Beyond these two workhorses, machinists use ball cutters for sculpting curved 3D surfaces, slab mills for removing wide swaths of material on horizontal machines, and specialty cutters like dovetail, gear, and woodruff cutters for specific joint or feature shapes.
3-Axis, 4-Axis, and 5-Axis Movement
The number of axes describes how many directions the cutter and workpiece can move relative to each other, and it directly determines the complexity of parts you can produce.
- 3-axis: The simplest setup. The workpiece stays fixed while the spindle moves along three straight lines: left-right (X), front-back (Y), and up-down (Z). This handles the majority of flat, stepped, and pocketed parts.
- 4-axis: Adds one rotation axis. The workpiece can spin around the X-axis (called the A-axis) while the spindle still moves in X, Y, and Z. This lets you machine features on multiple sides of a part without manually repositioning it.
- 5-axis: Adds two rotation axes, using some combination of A, B, and C rotations depending on the machine design. Either the workpiece tilts and rotates, or the spindle head itself swivels. Fully continuous 5-axis machines can keep all five axes moving simultaneously, which is necessary for sculpting complex curved surfaces like turbine blades or aerospace components.
Manual vs. CNC Milling
A manual mill relies on the operator to turn handwheels and set positions by reading graduated dials. It’s a hands-on process that rewards skill and experience, and it remains common in tool rooms, small shops, and educational settings where flexibility matters more than speed.
A CNC (Computer Numerical Control) mill replaces the handwheels with servo motors controlled by a programmed set of instructions. The operator writes or loads a program that specifies every movement, speed, and tool change. CNC machines achieve a typical tolerance of about 0.02 mm (roughly eight ten-thousandths of an inch), and high-precision models can hold tolerances as tight as ±0.0025 mm. That level of accuracy makes CNC milling essential for medical devices, aerospace parts, and anything produced in volume where every piece must match.
What Materials Can Be Milled
Milling machines handle a broad range of materials. On the metal side, the most common choices are aluminum, carbon steel, alloy steel, stainless steel, brass, and titanium. Less common but still millable metals include copper, bronze, magnesium, nickel, tungsten, and molybdenum.

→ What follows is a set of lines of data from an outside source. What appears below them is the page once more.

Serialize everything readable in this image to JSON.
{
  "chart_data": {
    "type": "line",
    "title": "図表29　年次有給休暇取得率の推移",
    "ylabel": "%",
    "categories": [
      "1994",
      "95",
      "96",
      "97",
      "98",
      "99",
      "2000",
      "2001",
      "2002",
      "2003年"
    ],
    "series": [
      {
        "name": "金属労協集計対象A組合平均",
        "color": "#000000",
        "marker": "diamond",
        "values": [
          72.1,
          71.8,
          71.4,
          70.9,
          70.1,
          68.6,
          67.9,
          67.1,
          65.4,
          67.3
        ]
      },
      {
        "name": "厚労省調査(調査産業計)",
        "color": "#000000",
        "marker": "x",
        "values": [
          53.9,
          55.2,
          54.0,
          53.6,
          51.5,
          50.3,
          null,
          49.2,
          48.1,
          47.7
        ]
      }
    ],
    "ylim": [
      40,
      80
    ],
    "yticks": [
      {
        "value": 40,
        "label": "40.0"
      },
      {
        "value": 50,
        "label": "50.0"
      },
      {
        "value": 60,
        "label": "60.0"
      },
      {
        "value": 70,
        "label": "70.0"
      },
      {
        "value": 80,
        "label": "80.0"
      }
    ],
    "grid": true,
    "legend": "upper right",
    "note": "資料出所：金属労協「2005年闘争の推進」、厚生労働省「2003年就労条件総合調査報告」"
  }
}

For plastics, standard options include ABS, PVC, polycarbonate, nylon, acetal (often sold as Delrin), and PEEK for high-temperature applications. Polyethylene, polypropylene, and PTFE (Teflon) are also regularly milled. Wood, foam, and composite materials round out the list, though these are more typical on routers, which are essentially specialized milling machines optimized for softer materials and larger sheets.
Safety Basics
OSHA specifically lists milling machines among the equipment that requires point-of-operation guarding. This means a physical barrier, electronic safety device, or other approved method must prevent the operator from reaching into the cutting zone while the machine is running. Guards need to be attached directly to the machine when possible and must not create new hazards of their own.

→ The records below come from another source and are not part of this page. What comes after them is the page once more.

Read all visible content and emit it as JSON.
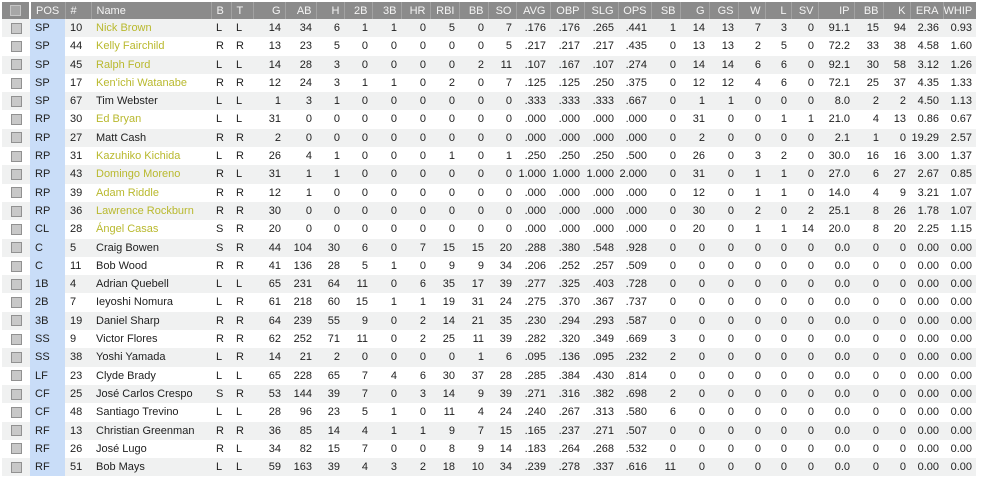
{
  "colors": {
    "header_bg": "#8b8b8b",
    "header_text": "#f4f4f4",
    "pos_column_bg": "#c9ddf8",
    "row_alt_bg": "#f0f1f1",
    "name_highlight_yellow": "#b9b92e"
  },
  "table": {
    "columns": [
      {
        "key": "sel",
        "label": "",
        "align": "center",
        "width": 28,
        "type": "checkbox"
      },
      {
        "key": "pos",
        "label": "POS",
        "align": "left",
        "width": 35
      },
      {
        "key": "num",
        "label": "#",
        "align": "left",
        "width": 26
      },
      {
        "key": "name",
        "label": "Name",
        "align": "left",
        "width": 120
      },
      {
        "key": "b",
        "label": "B",
        "align": "left",
        "width": 20
      },
      {
        "key": "t",
        "label": "T",
        "align": "left",
        "width": 22
      },
      {
        "key": "g",
        "label": "G",
        "align": "right",
        "width": 32
      },
      {
        "key": "ab",
        "label": "AB",
        "align": "right",
        "width": 31
      },
      {
        "key": "h",
        "label": "H",
        "align": "right",
        "width": 28
      },
      {
        "key": "2b",
        "label": "2B",
        "align": "right",
        "width": 28
      },
      {
        "key": "3b",
        "label": "3B",
        "align": "right",
        "width": 29
      },
      {
        "key": "hr",
        "label": "HR",
        "align": "right",
        "width": 29
      },
      {
        "key": "rbi",
        "label": "RBI",
        "align": "right",
        "width": 29
      },
      {
        "key": "bb",
        "label": "BB",
        "align": "right",
        "width": 29
      },
      {
        "key": "so",
        "label": "SO",
        "align": "right",
        "width": 28
      },
      {
        "key": "avg",
        "label": "AVG",
        "align": "right",
        "width": 34
      },
      {
        "key": "obp",
        "label": "OBP",
        "align": "right",
        "width": 34
      },
      {
        "key": "slg",
        "label": "SLG",
        "align": "right",
        "width": 34
      },
      {
        "key": "ops",
        "label": "OPS",
        "align": "right",
        "width": 33
      },
      {
        "key": "sb",
        "label": "SB",
        "align": "right",
        "width": 29
      },
      {
        "key": "g2",
        "label": "G",
        "align": "right",
        "width": 29
      },
      {
        "key": "gs",
        "label": "GS",
        "align": "right",
        "width": 29
      },
      {
        "key": "w",
        "label": "W",
        "align": "right",
        "width": 27
      },
      {
        "key": "l",
        "label": "L",
        "align": "right",
        "width": 26
      },
      {
        "key": "sv",
        "label": "SV",
        "align": "right",
        "width": 27
      },
      {
        "key": "ip",
        "label": "IP",
        "align": "right",
        "width": 36
      },
      {
        "key": "bb2",
        "label": "BB",
        "align": "right",
        "width": 29
      },
      {
        "key": "k",
        "label": "K",
        "align": "right",
        "width": 27
      },
      {
        "key": "era",
        "label": "ERA",
        "align": "right",
        "width": 33
      },
      {
        "key": "whip",
        "label": "WHIP",
        "align": "right",
        "width": 33
      }
    ],
    "rows": [
      {
        "pos": "SP",
        "num": "10",
        "name": "Nick Brown",
        "highlighted": true,
        "stats": [
          "L",
          "L",
          "14",
          "34",
          "6",
          "1",
          "1",
          "0",
          "5",
          "0",
          "7",
          ".176",
          ".176",
          ".265",
          ".441",
          "1",
          "14",
          "13",
          "7",
          "3",
          "0",
          "91.1",
          "15",
          "94",
          "2.36",
          "0.93"
        ]
      },
      {
        "pos": "SP",
        "num": "44",
        "name": "Kelly Fairchild",
        "highlighted": true,
        "stats": [
          "R",
          "R",
          "13",
          "23",
          "5",
          "0",
          "0",
          "0",
          "0",
          "0",
          "5",
          ".217",
          ".217",
          ".217",
          ".435",
          "0",
          "13",
          "13",
          "2",
          "5",
          "0",
          "72.2",
          "33",
          "38",
          "4.58",
          "1.60"
        ]
      },
      {
        "pos": "SP",
        "num": "45",
        "name": "Ralph Ford",
        "highlighted": true,
        "stats": [
          "L",
          "L",
          "14",
          "28",
          "3",
          "0",
          "0",
          "0",
          "0",
          "2",
          "11",
          ".107",
          ".167",
          ".107",
          ".274",
          "0",
          "14",
          "14",
          "6",
          "6",
          "0",
          "92.1",
          "30",
          "58",
          "3.12",
          "1.26"
        ]
      },
      {
        "pos": "SP",
        "num": "17",
        "name": "Ken'ichi Watanabe",
        "highlighted": true,
        "stats": [
          "R",
          "R",
          "12",
          "24",
          "3",
          "1",
          "1",
          "0",
          "2",
          "0",
          "7",
          ".125",
          ".125",
          ".250",
          ".375",
          "0",
          "12",
          "12",
          "4",
          "6",
          "0",
          "72.1",
          "25",
          "37",
          "4.35",
          "1.33"
        ]
      },
      {
        "pos": "SP",
        "num": "67",
        "name": "Tim Webster",
        "highlighted": false,
        "stats": [
          "L",
          "L",
          "1",
          "3",
          "1",
          "0",
          "0",
          "0",
          "0",
          "0",
          "0",
          ".333",
          ".333",
          ".333",
          ".667",
          "0",
          "1",
          "1",
          "0",
          "0",
          "0",
          "8.0",
          "2",
          "2",
          "4.50",
          "1.13"
        ]
      },
      {
        "pos": "RP",
        "num": "30",
        "name": "Ed Bryan",
        "highlighted": true,
        "stats": [
          "L",
          "L",
          "31",
          "0",
          "0",
          "0",
          "0",
          "0",
          "0",
          "0",
          "0",
          ".000",
          ".000",
          ".000",
          ".000",
          "0",
          "31",
          "0",
          "0",
          "1",
          "1",
          "21.0",
          "4",
          "13",
          "0.86",
          "0.67"
        ]
      },
      {
        "pos": "RP",
        "num": "27",
        "name": "Matt Cash",
        "highlighted": false,
        "stats": [
          "R",
          "R",
          "2",
          "0",
          "0",
          "0",
          "0",
          "0",
          "0",
          "0",
          "0",
          ".000",
          ".000",
          ".000",
          ".000",
          "0",
          "2",
          "0",
          "0",
          "0",
          "0",
          "2.1",
          "1",
          "0",
          "19.29",
          "2.57"
        ]
      },
      {
        "pos": "RP",
        "num": "31",
        "name": "Kazuhiko Kichida",
        "highlighted": true,
        "stats": [
          "L",
          "R",
          "26",
          "4",
          "1",
          "0",
          "0",
          "0",
          "1",
          "0",
          "1",
          ".250",
          ".250",
          ".250",
          ".500",
          "0",
          "26",
          "0",
          "3",
          "2",
          "0",
          "30.0",
          "16",
          "16",
          "3.00",
          "1.37"
        ]
      },
      {
        "pos": "RP",
        "num": "43",
        "name": "Domingo Moreno",
        "highlighted": true,
        "stats": [
          "R",
          "L",
          "31",
          "1",
          "1",
          "0",
          "0",
          "0",
          "0",
          "0",
          "0",
          "1.000",
          "1.000",
          "1.000",
          "2.000",
          "0",
          "31",
          "0",
          "1",
          "1",
          "0",
          "27.0",
          "6",
          "27",
          "2.67",
          "0.85"
        ]
      },
      {
        "pos": "RP",
        "num": "39",
        "name": "Adam Riddle",
        "highlighted": true,
        "stats": [
          "R",
          "R",
          "12",
          "1",
          "0",
          "0",
          "0",
          "0",
          "0",
          "0",
          "0",
          ".000",
          ".000",
          ".000",
          ".000",
          "0",
          "12",
          "0",
          "1",
          "1",
          "0",
          "14.0",
          "4",
          "9",
          "3.21",
          "1.07"
        ]
      },
      {
        "pos": "RP",
        "num": "36",
        "name": "Lawrence Rockburn",
        "highlighted": true,
        "stats": [
          "R",
          "R",
          "30",
          "0",
          "0",
          "0",
          "0",
          "0",
          "0",
          "0",
          "0",
          ".000",
          ".000",
          ".000",
          ".000",
          "0",
          "30",
          "0",
          "2",
          "0",
          "2",
          "25.1",
          "8",
          "26",
          "1.78",
          "1.07"
        ]
      },
      {
        "pos": "CL",
        "num": "28",
        "name": "Ángel Casas",
        "highlighted": true,
        "stats": [
          "S",
          "R",
          "20",
          "0",
          "0",
          "0",
          "0",
          "0",
          "0",
          "0",
          "0",
          ".000",
          ".000",
          ".000",
          ".000",
          "0",
          "20",
          "0",
          "1",
          "1",
          "14",
          "20.0",
          "8",
          "20",
          "2.25",
          "1.15"
        ]
      },
      {
        "pos": "C",
        "num": "5",
        "name": "Craig Bowen",
        "highlighted": false,
        "stats": [
          "S",
          "R",
          "44",
          "104",
          "30",
          "6",
          "0",
          "7",
          "15",
          "15",
          "20",
          ".288",
          ".380",
          ".548",
          ".928",
          "0",
          "0",
          "0",
          "0",
          "0",
          "0",
          "0.0",
          "0",
          "0",
          "0.00",
          "0.00"
        ]
      },
      {
        "pos": "C",
        "num": "11",
        "name": "Bob Wood",
        "highlighted": false,
        "stats": [
          "R",
          "R",
          "41",
          "136",
          "28",
          "5",
          "1",
          "0",
          "9",
          "9",
          "34",
          ".206",
          ".252",
          ".257",
          ".509",
          "0",
          "0",
          "0",
          "0",
          "0",
          "0",
          "0.0",
          "0",
          "0",
          "0.00",
          "0.00"
        ]
      },
      {
        "pos": "1B",
        "num": "4",
        "name": "Adrian Quebell",
        "highlighted": false,
        "stats": [
          "L",
          "L",
          "65",
          "231",
          "64",
          "11",
          "0",
          "6",
          "35",
          "17",
          "39",
          ".277",
          ".325",
          ".403",
          ".728",
          "0",
          "0",
          "0",
          "0",
          "0",
          "0",
          "0.0",
          "0",
          "0",
          "0.00",
          "0.00"
        ]
      },
      {
        "pos": "2B",
        "num": "7",
        "name": "Ieyoshi Nomura",
        "highlighted": false,
        "stats": [
          "L",
          "R",
          "61",
          "218",
          "60",
          "15",
          "1",
          "1",
          "19",
          "31",
          "24",
          ".275",
          ".370",
          ".367",
          ".737",
          "0",
          "0",
          "0",
          "0",
          "0",
          "0",
          "0.0",
          "0",
          "0",
          "0.00",
          "0.00"
        ]
      },
      {
        "pos": "3B",
        "num": "19",
        "name": "Daniel Sharp",
        "highlighted": false,
        "stats": [
          "R",
          "R",
          "64",
          "239",
          "55",
          "9",
          "0",
          "2",
          "14",
          "21",
          "35",
          ".230",
          ".294",
          ".293",
          ".587",
          "0",
          "0",
          "0",
          "0",
          "0",
          "0",
          "0.0",
          "0",
          "0",
          "0.00",
          "0.00"
        ]
      },
      {
        "pos": "SS",
        "num": "9",
        "name": "Victor Flores",
        "highlighted": false,
        "stats": [
          "R",
          "R",
          "62",
          "252",
          "71",
          "11",
          "0",
          "2",
          "25",
          "11",
          "39",
          ".282",
          ".320",
          ".349",
          ".669",
          "3",
          "0",
          "0",
          "0",
          "0",
          "0",
          "0.0",
          "0",
          "0",
          "0.00",
          "0.00"
        ]
      },
      {
        "pos": "SS",
        "num": "38",
        "name": "Yoshi Yamada",
        "highlighted": false,
        "stats": [
          "L",
          "R",
          "14",
          "21",
          "2",
          "0",
          "0",
          "0",
          "0",
          "1",
          "6",
          ".095",
          ".136",
          ".095",
          ".232",
          "2",
          "0",
          "0",
          "0",
          "0",
          "0",
          "0.0",
          "0",
          "0",
          "0.00",
          "0.00"
        ]
      },
      {
        "pos": "LF",
        "num": "23",
        "name": "Clyde Brady",
        "highlighted": false,
        "stats": [
          "L",
          "L",
          "65",
          "228",
          "65",
          "7",
          "4",
          "6",
          "30",
          "37",
          "28",
          ".285",
          ".384",
          ".430",
          ".814",
          "0",
          "0",
          "0",
          "0",
          "0",
          "0",
          "0.0",
          "0",
          "0",
          "0.00",
          "0.00"
        ]
      },
      {
        "pos": "CF",
        "num": "25",
        "name": "José Carlos Crespo",
        "highlighted": false,
        "stats": [
          "S",
          "R",
          "53",
          "144",
          "39",
          "7",
          "0",
          "3",
          "14",
          "9",
          "39",
          ".271",
          ".316",
          ".382",
          ".698",
          "2",
          "0",
          "0",
          "0",
          "0",
          "0",
          "0.0",
          "0",
          "0",
          "0.00",
          "0.00"
        ]
      },
      {
        "pos": "CF",
        "num": "48",
        "name": "Santiago Trevino",
        "highlighted": false,
        "stats": [
          "L",
          "L",
          "28",
          "96",
          "23",
          "5",
          "1",
          "0",
          "11",
          "4",
          "24",
          ".240",
          ".267",
          ".313",
          ".580",
          "6",
          "0",
          "0",
          "0",
          "0",
          "0",
          "0.0",
          "0",
          "0",
          "0.00",
          "0.00"
        ]
      },
      {
        "pos": "RF",
        "num": "13",
        "name": "Christian Greenman",
        "highlighted": false,
        "stats": [
          "R",
          "R",
          "36",
          "85",
          "14",
          "4",
          "1",
          "1",
          "9",
          "7",
          "15",
          ".165",
          ".237",
          ".271",
          ".507",
          "0",
          "0",
          "0",
          "0",
          "0",
          "0",
          "0.0",
          "0",
          "0",
          "0.00",
          "0.00"
        ]
      },
      {
        "pos": "RF",
        "num": "26",
        "name": "José Lugo",
        "highlighted": false,
        "stats": [
          "R",
          "L",
          "34",
          "82",
          "15",
          "7",
          "0",
          "0",
          "8",
          "9",
          "14",
          ".183",
          ".264",
          ".268",
          ".532",
          "0",
          "0",
          "0",
          "0",
          "0",
          "0",
          "0.0",
          "0",
          "0",
          "0.00",
          "0.00"
        ]
      },
      {
        "pos": "RF",
        "num": "51",
        "name": "Bob Mays",
        "highlighted": false,
        "stats": [
          "L",
          "L",
          "59",
          "163",
          "39",
          "4",
          "3",
          "2",
          "18",
          "10",
          "34",
          ".239",
          ".278",
          ".337",
          ".616",
          "11",
          "0",
          "0",
          "0",
          "0",
          "0",
          "0.0",
          "0",
          "0",
          "0.00",
          "0.00"
        ]
      }
    ]
  }
}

Flying chips and sparks are a constant concern. Eye protection is non-negotiable, and loose clothing, jewelry, and long hair must be secured before working near a spinning spindle. Special hand tools are required for placing and removing material near the cutter, though these tools supplement guards rather than replace them. On CNC machines, the enclosed work area and interlocked doors handle much of this automatically, but operators still need to follow lockout procedures during setup and tool changes.